In a few words, Pogolotti interpreted the popular feeling, an aspect apparently forgotten by those who must make decisions, or at least react with last-minute decisions about the current events. Fact is, the dynamics in which we live forces us to make corrections on the go, an action that in no way is an excuse for foolishness or underestimation.
The Chanel show was an excessive nuisance; so was the car-chase thriller, with half of Havana immobilized and that helicopter swooping over our roofs like an Aedes mosquito on steroids.
Why hasn’t anyone deigned so far to tell us how much the organizers of the movie spectacular and the haute-couture show paid for their performance rights, to which bank account that money went, and in what it will be spent?
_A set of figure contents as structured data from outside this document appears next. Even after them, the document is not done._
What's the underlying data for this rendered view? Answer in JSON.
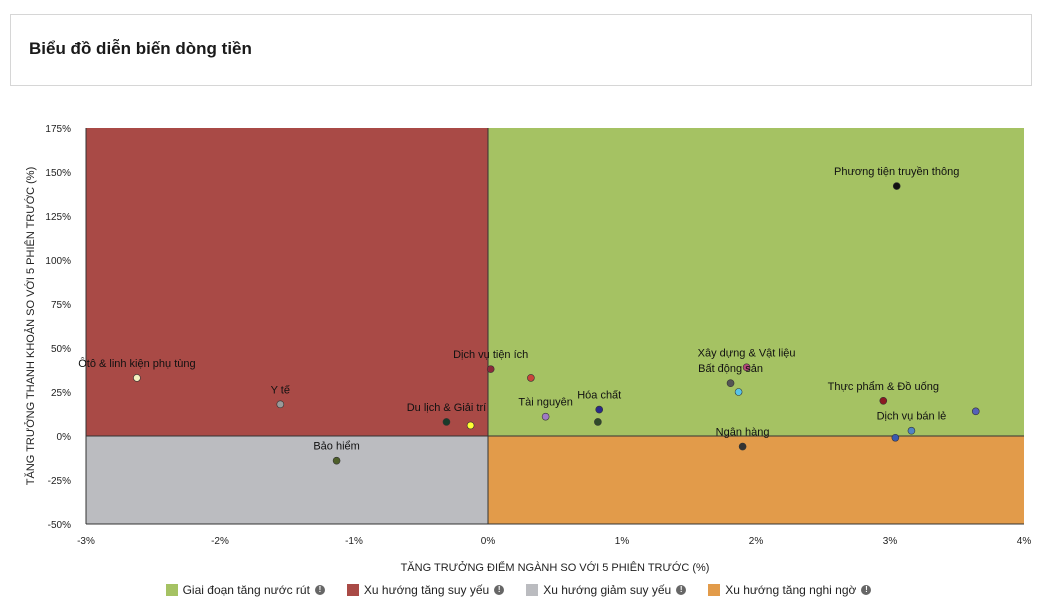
{
  "page": {
    "title": "Biểu đồ diễn biến dòng tiền"
  },
  "colors": {
    "q1": "#a5c263",
    "q2": "#a94a46",
    "q3": "#bbbcc0",
    "q4": "#e29b4a"
  },
  "legend": [
    {
      "label": "Giai đoạn tăng nước rút",
      "color": "#a5c263"
    },
    {
      "label": "Xu hướng tăng suy yếu",
      "color": "#a94a46"
    },
    {
      "label": "Xu hướng giảm suy yếu",
      "color": "#bbbcc0"
    },
    {
      "label": "Xu hướng tăng nghi ngờ",
      "color": "#e29b4a"
    }
  ],
  "chart_data": {
    "type": "scatter",
    "xlabel": "TĂNG TRƯỞNG ĐIỂM NGÀNH SO VỚI 5 PHIÊN TRƯỚC (%)",
    "ylabel": "TĂNG TRƯỞNG THANH KHOẢN SO VỚI 5 PHIÊN TRƯỚC (%)",
    "xlim": [
      -3,
      4
    ],
    "ylim": [
      -50,
      175
    ],
    "xticks": [
      -3,
      -2,
      -1,
      0,
      1,
      2,
      3,
      4
    ],
    "xtick_labels": [
      "-3%",
      "-2%",
      "-1%",
      "0%",
      "1%",
      "2%",
      "3%",
      "4%"
    ],
    "yticks": [
      -50,
      -25,
      0,
      25,
      50,
      75,
      100,
      125,
      150,
      175
    ],
    "ytick_labels": [
      "-50%",
      "-25%",
      "0%",
      "25%",
      "50%",
      "75%",
      "100%",
      "125%",
      "150%",
      "175%"
    ],
    "points": [
      {
        "name": "Ôtô & linh kiện phụ tùng",
        "x": -2.62,
        "y": 33,
        "color": "#f3f0c0"
      },
      {
        "name": "Y tế",
        "x": -1.55,
        "y": 18,
        "color": "#9a9a9a"
      },
      {
        "name": "Bảo hiểm",
        "x": -1.13,
        "y": -14,
        "color": "#4e5f2a"
      },
      {
        "name": "Du lịch & Giải trí",
        "x": -0.31,
        "y": 8,
        "color": "#1a3a2a"
      },
      {
        "name": "",
        "x": -0.13,
        "y": 6,
        "color": "#ffff33"
      },
      {
        "name": "Dịch vụ tiện ích",
        "x": 0.02,
        "y": 38,
        "color": "#8a2a3a"
      },
      {
        "name": "",
        "x": 0.32,
        "y": 33,
        "color": "#c9443a"
      },
      {
        "name": "Tài nguyên",
        "x": 0.43,
        "y": 11,
        "color": "#a07ac4"
      },
      {
        "name": "Hóa chất",
        "x": 0.83,
        "y": 15,
        "color": "#2a2a88"
      },
      {
        "name": "",
        "x": 0.82,
        "y": 8,
        "color": "#2f4a2a"
      },
      {
        "name": "Xây dựng & Vật liệu",
        "x": 1.93,
        "y": 39,
        "color": "#b8467a"
      },
      {
        "name": "Bất động sản",
        "x": 1.81,
        "y": 30,
        "color": "#555555"
      },
      {
        "name": "",
        "x": 1.87,
        "y": 25,
        "color": "#58c4e8"
      },
      {
        "name": "Ngân hàng",
        "x": 1.9,
        "y": -6,
        "color": "#333333"
      },
      {
        "name": "Phương tiện truyền thông",
        "x": 3.05,
        "y": 142,
        "color": "#111111"
      },
      {
        "name": "Thực phẩm & Đồ uống",
        "x": 2.95,
        "y": 20,
        "color": "#8a1a22"
      },
      {
        "name": "Dịch vụ bán lẻ",
        "x": 3.16,
        "y": 3,
        "color": "#4f84c4"
      },
      {
        "name": "",
        "x": 3.04,
        "y": -1,
        "color": "#3a5ab0"
      },
      {
        "name": "",
        "x": 3.64,
        "y": 14,
        "color": "#5560b8"
      }
    ]
  }
}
As my colleague Marcos Bronstein accurately wrote in his blog Sacando el Jugo (Squeezing the Juice), so far the answer is silence. The public servants act as if they weren’t at the service of the public and weren’t obligated to account for themselves.
Accurate information might remind us of the habitual statement by psychologist and professor Manuel Calviño when he ends his TV program by saying “it’s well worth it.”
A grave error in these difficult times is being incapable of palpating the feelings of the citizenry or, worse, dismissing them. The official discourse and the performance of our media outlets should not be out of step daily.
Summer is coming, a season that many street-corner meteorologists predict will be infernal. Tempers could boil. And I’m not alluding to the adversaries and enemies of the process taking place in Cuba today but to those who are convinced that Cuba must change under the flag of a better socialism — with respect for the will of the majority of its citizens.